Nelson Kerrie P, Zhou Thomas J
Department of Biostatistics, Boston University, Boston, Massachusetts, USA.
Center for Biologics Evaluation and Research, Food and Drug Administration, Silver Springs, Maryland, USA.
Stat Med. 2025 Jul;44(15-17):e70141. doi: 10.1002/sim.70141.
Cohen's kappa and other summary measures are often used in clinical studies to describe agreement and association between two experts' ordered categorical ratings. However, a key limitation of Cohen's kappa and similar measures is their inability to evaluate the impact of patient-related factors such as family history and age on the agreement and association between experts. Strong agreement between experts is an essential component of effective clinical procedures where subjective interpretation of patients' images or test results by an expert is required, for example, in the visual assessment of breast density from a mammogram. Not accounting for important patient-related factors can lead to inflated and biased assessments of agreement and association. In this article, our objective is to propose novel model-based measures that appropriately account for the impact of patient-related covariates on chance-corrected agreement and association between two experts' ordinal ratings that overcome limitations of existing measures. Our population-based approach is based on an ordinal generalized linear mixed model (GLMM). Rigorous simulation studies evaluating performance of the new model-based measures in a broad range of settings are reported. Existing and new measures are compared in two clinical applications assessing breast density and multiple sclerosis. Key advantages of the new kappa measures over existing measures such as Cohen's kappa include incorporating patient-related factors, robustness to underlying disease prevalence and marginal distributions of experts' ratings, and appropriately correcting for chance agreement. Sample R code is provided by the authors for application of proposed measures in other studies.
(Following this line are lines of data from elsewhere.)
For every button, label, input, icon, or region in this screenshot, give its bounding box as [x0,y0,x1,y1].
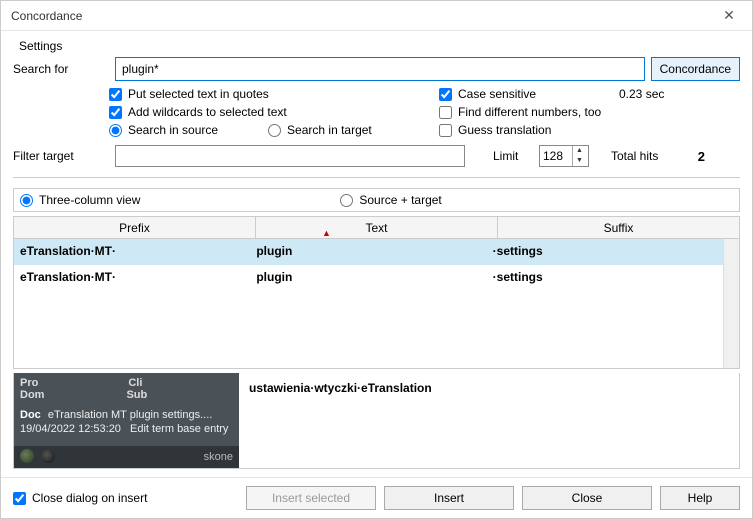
case-sensitive-label: Case sensitive [458,87,536,101]
cell-text: plugin [250,239,486,265]
table-row[interactable]: eTranslation·MT· plugin ·settings [14,239,723,265]
options-area: Put selected text in quotes Add wildcard… [13,87,740,137]
close-on-insert-label: Close dialog on insert [32,491,147,505]
meta-doc-label: Doc [20,409,41,421]
put-quotes-input[interactable] [109,88,122,101]
search-target-radio[interactable]: Search in target [268,123,372,137]
add-wildcards-input[interactable] [109,106,122,119]
case-sensitive-checkbox[interactable]: Case sensitive [439,87,619,101]
total-hits-label: Total hits [611,149,681,163]
col-prefix[interactable]: Prefix [14,217,256,238]
find-diff-numbers-checkbox[interactable]: Find different numbers, too [439,105,619,119]
cell-suffix: ·settings [487,265,723,291]
close-icon[interactable]: ✕ [714,4,744,28]
detail-nav-bar: skone [14,446,239,468]
meta-timestamp: 19/04/2022 12:53:20 [20,423,121,435]
cell-prefix: eTranslation·MT· [14,265,250,291]
concordance-button[interactable]: Concordance [651,57,740,81]
close-on-insert-checkbox[interactable]: Close dialog on insert [13,491,238,505]
titlebar: Concordance ✕ [1,1,752,31]
search-source-input[interactable] [109,124,122,137]
help-button[interactable]: Help [660,486,740,510]
search-label: Search for [13,62,109,76]
results-table: Prefix ▲Text Suffix eTranslation·MT· plu… [13,216,740,369]
view-toggle: Three-column view Source + target [13,188,740,212]
guess-translation-checkbox[interactable]: Guess translation [439,123,619,137]
filter-row: Filter target Limit ▲ ▼ Total hits 2 [13,145,740,167]
meta-dom-label: Dom [20,389,44,401]
case-sensitive-input[interactable] [439,88,452,101]
find-diff-numbers-label: Find different numbers, too [458,105,601,119]
add-wildcards-label: Add wildcards to selected text [128,105,287,119]
search-scope-radios: Search in source Search in target [109,123,439,137]
content-area: Settings Search for Concordance Put sele… [1,31,752,477]
sort-asc-icon: ▲ [322,222,331,244]
table-row[interactable]: eTranslation·MT· plugin ·settings [14,265,723,291]
meta-pro-label: Pro [20,377,38,389]
guess-translation-input[interactable] [439,124,452,137]
close-on-insert-input[interactable] [13,492,26,505]
filter-label: Filter target [13,149,109,163]
search-source-radio[interactable]: Search in source [109,123,218,137]
limit-stepper[interactable]: ▲ ▼ [539,145,589,167]
meta-doc-value: eTranslation MT plugin settings.... [48,409,212,421]
footer: Close dialog on insert Insert selected I… [1,477,752,518]
detail-translation: ustawienia·wtyczki·eTranslation [239,373,739,468]
settings-group-label: Settings [19,39,740,53]
limit-label: Limit [493,149,533,163]
search-target-label: Search in target [287,123,372,137]
source-target-radio[interactable]: Source + target [340,193,441,207]
detail-meta-panel: Pro Cli Dom Sub Doc eTranslation MT plug… [14,373,239,468]
options-right: Case sensitive Find different numbers, t… [439,87,619,137]
three-column-input[interactable] [20,194,33,207]
options-left: Put selected text in quotes Add wildcard… [109,87,439,137]
limit-arrows[interactable]: ▲ ▼ [572,146,586,166]
table-header: Prefix ▲Text Suffix [14,217,739,239]
detail-meta-top: Pro Cli Dom Sub Doc eTranslation MT plug… [14,373,239,446]
col-text[interactable]: ▲Text [256,217,498,238]
meta-cli-label: Cli [128,377,142,389]
search-source-label: Search in source [128,123,218,137]
cell-text: plugin [250,265,486,291]
search-input[interactable] [115,57,645,81]
meta-user: skone [204,451,233,463]
table-body-wrap: eTranslation·MT· plugin ·settings eTrans… [14,239,739,368]
source-target-label: Source + target [359,193,441,207]
cell-prefix: eTranslation·MT· [14,239,250,265]
insert-button[interactable]: Insert [384,486,514,510]
meta-sub-label: Sub [126,389,147,401]
three-column-radio[interactable]: Three-column view [20,193,140,207]
window-title: Concordance [11,9,82,23]
nav-next-icon[interactable] [41,449,55,463]
table-body: eTranslation·MT· plugin ·settings eTrans… [14,239,723,368]
insert-selected-button: Insert selected [246,486,376,510]
meta-action: Edit term base entry [130,423,228,435]
close-button[interactable]: Close [522,486,652,510]
col-suffix[interactable]: Suffix [498,217,739,238]
concordance-window: Concordance ✕ Settings Search for Concor… [0,0,753,519]
search-target-input[interactable] [268,124,281,137]
nav-prev-icon[interactable] [20,449,34,463]
scrollbar[interactable] [723,239,739,368]
filter-input[interactable] [115,145,465,167]
put-quotes-checkbox[interactable]: Put selected text in quotes [109,87,439,101]
search-timing: 0.23 sec [619,87,679,101]
add-wildcards-checkbox[interactable]: Add wildcards to selected text [109,105,439,119]
chevron-down-icon[interactable]: ▼ [573,156,586,166]
cell-suffix: ·settings [487,239,723,265]
three-column-label: Three-column view [39,193,140,207]
total-hits-value: 2 [687,149,705,164]
source-target-input[interactable] [340,194,353,207]
search-row: Search for Concordance [13,57,740,81]
separator [13,177,740,178]
put-quotes-label: Put selected text in quotes [128,87,269,101]
chevron-up-icon[interactable]: ▲ [573,146,586,156]
find-diff-numbers-input[interactable] [439,106,452,119]
detail-panel: Pro Cli Dom Sub Doc eTranslation MT plug… [13,373,740,469]
limit-value[interactable] [540,149,572,163]
guess-translation-label: Guess translation [458,123,551,137]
科恩kappa系数及其他汇总指标常用于临床研究,以描述两位专家的有序分类评级之间的一致性和关联性。然而,科恩kappa系数及类似指标的一个关键局限性在于,它们无法评估家族病史和年龄等患者相关因素对专家之间一致性和关联性的影响。专家之间的高度一致性是有效临床程序的重要组成部分,例如在通过乳房X光片进行乳房密度视觉评估时,需要专家对患者图像或检测结果进行主观解读。不考虑重要的患者相关因素可能导致对一致性和关联性的评估过高且有偏差。在本文中,我们的目标是提出基于模型的新指标,以适当考虑患者相关协变量对两位专家序数评级之间的机遇校正一致性和关联性的影响,从而克服现有指标的局限性。我们基于人群的方法基于序数广义线性混合模型(GLMM)。报告了在广泛场景下评估新的基于模型指标性能的严格模拟研究。在评估乳房密度和多发性硬化症的两项临床应用中,对现有指标和新指标进行了比较。新的kappa指标相对于科恩kappa系数等现有指标的主要优势包括纳入患者相关因素、对基础疾病患病率和专家评级的边缘分布具有稳健性,以及对机遇一致性进行适当校正。作者提供了示例R代码,以便在其他研究中应用所提出的指标。